NSW tried to make five regional hospitals into PPPs in 2017 but quietly returned all to state funding after a political backlash.


Unsolicited or market led proposals

Fund managers and advisers have also pointed to the rising use of unsolicited or market led proposals (MLPs).

Evans says many of these will not get past the first assessment stage, but as big public privatisations tail off, investors are using this option more.

Transurban has been one of the most prolific users of this system.

MLPs usually require the proponent to have some “unique” advantage for it to get past the first stage.
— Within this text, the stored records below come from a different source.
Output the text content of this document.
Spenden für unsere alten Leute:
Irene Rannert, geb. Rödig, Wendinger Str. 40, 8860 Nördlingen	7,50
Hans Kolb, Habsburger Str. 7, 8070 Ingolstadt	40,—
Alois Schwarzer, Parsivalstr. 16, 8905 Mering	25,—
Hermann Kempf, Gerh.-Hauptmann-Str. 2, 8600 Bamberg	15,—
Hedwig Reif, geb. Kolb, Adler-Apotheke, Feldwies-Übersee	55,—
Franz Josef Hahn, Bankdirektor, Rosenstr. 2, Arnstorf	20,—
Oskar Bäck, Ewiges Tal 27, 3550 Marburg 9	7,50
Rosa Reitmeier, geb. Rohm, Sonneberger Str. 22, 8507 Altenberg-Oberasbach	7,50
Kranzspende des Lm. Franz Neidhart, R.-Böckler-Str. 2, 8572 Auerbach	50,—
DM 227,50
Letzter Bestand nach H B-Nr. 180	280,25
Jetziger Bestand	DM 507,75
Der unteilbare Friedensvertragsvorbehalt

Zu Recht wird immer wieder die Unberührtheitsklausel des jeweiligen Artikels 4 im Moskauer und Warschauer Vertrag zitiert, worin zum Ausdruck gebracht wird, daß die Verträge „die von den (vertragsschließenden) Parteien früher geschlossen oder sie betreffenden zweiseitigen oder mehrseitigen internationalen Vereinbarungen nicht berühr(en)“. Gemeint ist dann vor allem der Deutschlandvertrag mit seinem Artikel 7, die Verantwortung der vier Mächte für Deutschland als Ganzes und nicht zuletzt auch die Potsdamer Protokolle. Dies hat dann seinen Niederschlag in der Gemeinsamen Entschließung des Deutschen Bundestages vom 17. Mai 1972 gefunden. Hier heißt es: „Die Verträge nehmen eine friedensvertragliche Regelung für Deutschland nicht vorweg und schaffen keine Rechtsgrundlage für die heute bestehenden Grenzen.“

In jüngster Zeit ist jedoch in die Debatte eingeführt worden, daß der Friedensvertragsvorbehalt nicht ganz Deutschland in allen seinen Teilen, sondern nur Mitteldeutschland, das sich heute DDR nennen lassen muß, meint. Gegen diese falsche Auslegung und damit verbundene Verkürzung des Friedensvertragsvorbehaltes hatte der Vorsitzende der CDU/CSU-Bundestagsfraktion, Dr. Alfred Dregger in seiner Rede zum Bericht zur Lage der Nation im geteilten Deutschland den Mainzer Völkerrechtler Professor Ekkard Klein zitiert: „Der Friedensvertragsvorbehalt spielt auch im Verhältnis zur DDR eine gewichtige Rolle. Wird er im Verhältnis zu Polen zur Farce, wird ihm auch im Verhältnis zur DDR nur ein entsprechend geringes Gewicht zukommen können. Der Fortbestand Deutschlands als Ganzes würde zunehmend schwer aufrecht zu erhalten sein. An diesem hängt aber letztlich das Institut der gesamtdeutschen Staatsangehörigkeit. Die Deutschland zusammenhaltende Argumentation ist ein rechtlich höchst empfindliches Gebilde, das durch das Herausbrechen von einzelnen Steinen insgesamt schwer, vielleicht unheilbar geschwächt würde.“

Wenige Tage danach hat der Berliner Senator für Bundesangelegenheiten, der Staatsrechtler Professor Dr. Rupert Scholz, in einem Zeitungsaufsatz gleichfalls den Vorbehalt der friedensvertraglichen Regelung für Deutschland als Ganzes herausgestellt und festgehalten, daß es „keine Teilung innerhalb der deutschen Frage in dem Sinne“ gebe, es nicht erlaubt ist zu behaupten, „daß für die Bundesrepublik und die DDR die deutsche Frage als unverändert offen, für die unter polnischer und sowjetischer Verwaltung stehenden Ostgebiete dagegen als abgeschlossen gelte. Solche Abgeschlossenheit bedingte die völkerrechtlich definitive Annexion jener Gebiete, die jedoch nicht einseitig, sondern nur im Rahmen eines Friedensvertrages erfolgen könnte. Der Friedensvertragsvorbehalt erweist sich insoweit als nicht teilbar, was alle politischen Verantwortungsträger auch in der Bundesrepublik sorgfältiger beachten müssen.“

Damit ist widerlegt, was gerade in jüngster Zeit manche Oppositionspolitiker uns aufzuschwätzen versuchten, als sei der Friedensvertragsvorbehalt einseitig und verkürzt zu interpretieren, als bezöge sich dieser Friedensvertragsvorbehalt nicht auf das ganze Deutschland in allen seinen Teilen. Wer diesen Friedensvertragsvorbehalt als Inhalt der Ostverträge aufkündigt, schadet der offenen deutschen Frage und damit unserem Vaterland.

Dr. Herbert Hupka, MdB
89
It helps that Transurban is the dominant toll road operator and can argue new toll roads it proposes will connect to its roads, ease congestion on them and it can trade with its existing road concessions, including offering to take the burden of financing a road off the state in return for an extension to its tolls on an older road.

Transurban’s proposed West Gate Tunnel and NorthConnex in Sydney are examples of these.

Another that is still being considered in NSW is Macquarie’s plan to develop the new Sydney Metro Martin Place station, including its new global headquarters in the design.

In Queensland, Transurban-led changes to the Logan Motorway and a cruise ship terminal being built at Port of Brisbane – owned by a consortium including IFM and QIC – were the state’s first MLPs to be approved.

Another potential market-led proposal in Victoria is the Melbourne Airport Rail Link, although this is expected to be several years away.

Along with the high volume of PPPs now coming to market, many point out NSW and Victoria in particular are becoming more “sophisticated”. This involves not just getting the private sector to provide new hardware but entire services, with contracted delivery targets.

“State and territory governments have developed an appetite for outcomes focused contracts,” Davies told the Canada Council for PPP conference in November. “These type of contracts are appealing as they can deliver a considerable cost saving to the state through the service delivery component.”